Neet è un acronimo, Not in Education, Employment or Training ed indica quella fetta della popolazione, giovane, che non ha un’occupazione e che non sta studiando seguendo percorsi di formazione o di istruzione. In Italia il dato è spaventosamente alto: tra i 15 e i 34 anni, 3 milioni di giovani si troverebbero in questa condizione e rappresenterebbero il 25% della popolazione giovanile. L’Italia sarebbe dunque il Paese europeo maggiormente colpito.

Per quanto riguarda le cause, esse sono in primis da indagare nello skill mismatch, cioè nel divario esistente tra quello che si studia in Università e le competenze che effettivamente le aziende richiedono: anche in questo caso deteniamo un triste primato europeo e non è difficile immaginare come sia complesso tenere alta la motivazione e non rinunciare agli studi quando il percorso universitario, già di per sé impegnativo e tortuoso, ci ricorda quotidianamente quanto lontani siamo dall’obiettivo che vorremmo raggiungere.
Un titolo non corrisponde più ad un conseguente, coerente lavoro e ciò spaventa e disorienta. Anche la famiglia è di vitale importanza in questo panorama: spesso i giovani non si sentono sufficientemente guidati e supportati dai genitori nell’intraprendere le scelte corrette oppure per timore di sbagliare si chiudono a riccio e si affidano eccessivamente all’aiuto familiare, spesso inconsciamente.
Quali sono le conseguenze dell’essere un neet?
Quali sono le conseguenze di questo preoccupante fenomeno? Anzitutto la difficoltà a trovare un’occupazione stabile e la mancanza di un futuro adeguato reddito che impedisce di conseguenza di creare un’indipendenza economica indispensabile per vivere da soli senza l’aiuto dei genitori. Altre conseguenze riguardano la sfera psicologica: problematiche quali disturbi d’ansia e disturbi depressivi, oltre alle già citate problematiche sociali ed economiche.

Queste grosse difficoltà conducono i giovani, inoltre, ad evitare la peer pressure, la pressione del gruppo dei pari, portandoli ad isolarsi e ad evitare situazioni sociali da cui potrebbero scaturire confronti dolorosi. Questo è dovuto in larga misura ad una società altamente competitiva che non ammette errori, inclemente davanti alle fatiche e alle debolezze umane.

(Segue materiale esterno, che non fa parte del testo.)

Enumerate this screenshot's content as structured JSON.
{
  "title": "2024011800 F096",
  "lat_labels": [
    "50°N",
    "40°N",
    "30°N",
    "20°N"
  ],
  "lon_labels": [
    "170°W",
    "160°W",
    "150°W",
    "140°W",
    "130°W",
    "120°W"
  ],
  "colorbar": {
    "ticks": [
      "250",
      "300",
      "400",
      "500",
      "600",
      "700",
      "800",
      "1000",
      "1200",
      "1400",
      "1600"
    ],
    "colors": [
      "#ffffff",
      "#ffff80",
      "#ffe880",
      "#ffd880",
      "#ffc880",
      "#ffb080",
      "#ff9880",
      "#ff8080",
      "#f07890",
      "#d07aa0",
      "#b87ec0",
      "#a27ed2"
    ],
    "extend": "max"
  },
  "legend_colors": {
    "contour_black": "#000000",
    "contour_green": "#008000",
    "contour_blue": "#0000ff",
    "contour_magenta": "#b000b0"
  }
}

Inoltre, le conseguenze sono anche sistemiche: sempre più giovani decidono di emigrare, scoraggiati da una situazione lavorativa non supportiva, prendiamo l’esempio della ristorazione, dove assistiamo ad una mancanza di forza lavoro, dal momento che molti individui si rifiutano di sottostare a condizioni di sfruttamento con salari troppo bassi in rapporto agli orari lavorativi.
Le soluzioni
Le soluzioni possibili sono tante ed è importante rifletterci su. Bisogna investire sull’orientamento pre-scolastico, scolastico e post-scolastico: l’orientamento al lavoro deve essere un percorso che si districhi durante tutto il percorso di vita, un diritto individuale fondamentale per il benessere individuale e collettivo. Sempre più spesso i coach che si occupano di lavoro sottolineano l’importanza di una formazione che non si fermi al mero inserimento lavorativo.

Fondamentale, in secondo luogo, ascoltare i giovani, i loro problemi, per poter ripartire dai loro bisogni e dalle loro esigenze. A questo proposito, potrebbe essere una buona idea inserire degli sportelli di ascolto virtuali ai quali sia possibile accedere gratuitamente in caso di difficoltà. Non è solo importante rendere il servizio gratuito in modo tale da renderlo accessibile a tutti, ma anche pubblicizzarlo il più possibile su diversi canali, di modo tale che tutti siano informati riguardo la sua esistenza.
La redazione di Univox ha molto a cuore questo tema, che si lega a quello degli hikikomori, e vuole ricordare a tutte le persone in difficoltà che ognuno ha i suoi tempi, che la vita non è una competizione, siamo persone, prima che produttori o ingranaggi sociali e che il nostro primario scopo di vita deve necessariamente essere perseguire una condizione di benessere e felicità. Il resto ha importanza secondaria, dobbiamo prima di tutto pensare a stare bene e rendere serene le persone che ci circondano.